Afdhel Aziz
  • Forbes
Originally Posted

July 30, 2018


The topic of brand purpose has never been hotter – and also more misunderstood. The power of purpose to energize a brand’s consumers, ignite passion in its employees and drive growth that impresses investors has never been clearer. At the same time, the road is littered with examples of brands that have attempted it and failed. We asked a selection of some of the leading agency leaders in the space a simple question.

‘What one piece of advice would you give to clients who want to do purpose-driven brand work?’

“Purpose is the new digital. It has the same amount of transformative power on brands and business as digital did only 25 years ago. Or more specifically, marketing that is led by purpose will change consumerism in equal ways as digital marketing.

The easiest way to explain it is like this: digital marketing allowed consumers to activate their personal preferences in choosing brands; purpose-led marketing allows consumers to activate their personal values in choosing brands.
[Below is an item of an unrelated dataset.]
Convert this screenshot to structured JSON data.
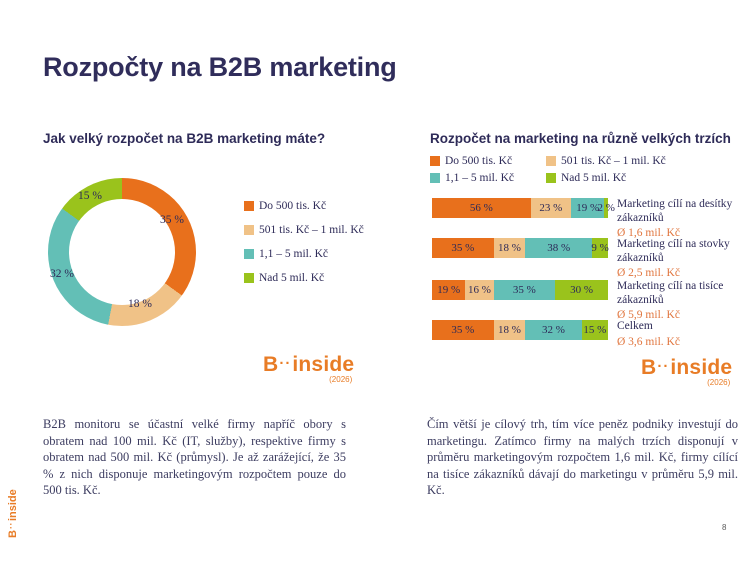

Before the advent of digital power, traditional marketing relied on perfecting and controlling a consistent message and communicating a well-crafted image. It created a brand promise (real or not) to create a transaction. Modern marketing is much different. Brands are now built as an interplay of coherent ideas rather than a singular message. Brand trust is now created through transparency – a product of t the information age that digital technology enabled – and brands are much more interested in creating community rather than just a transaction. And most importantly, brands and businesses are moving away from delivering a promise and more on adhering to a purpose. They are not answering the question of “why should anyone buy us?” but fixated on answering the question of “why should anyone care about us?”

Being purposeful answers that question for brands. And if they can’t communicate their “why” in a compelling way, they will suffer similar fates to those brands that were too late to the digital party.”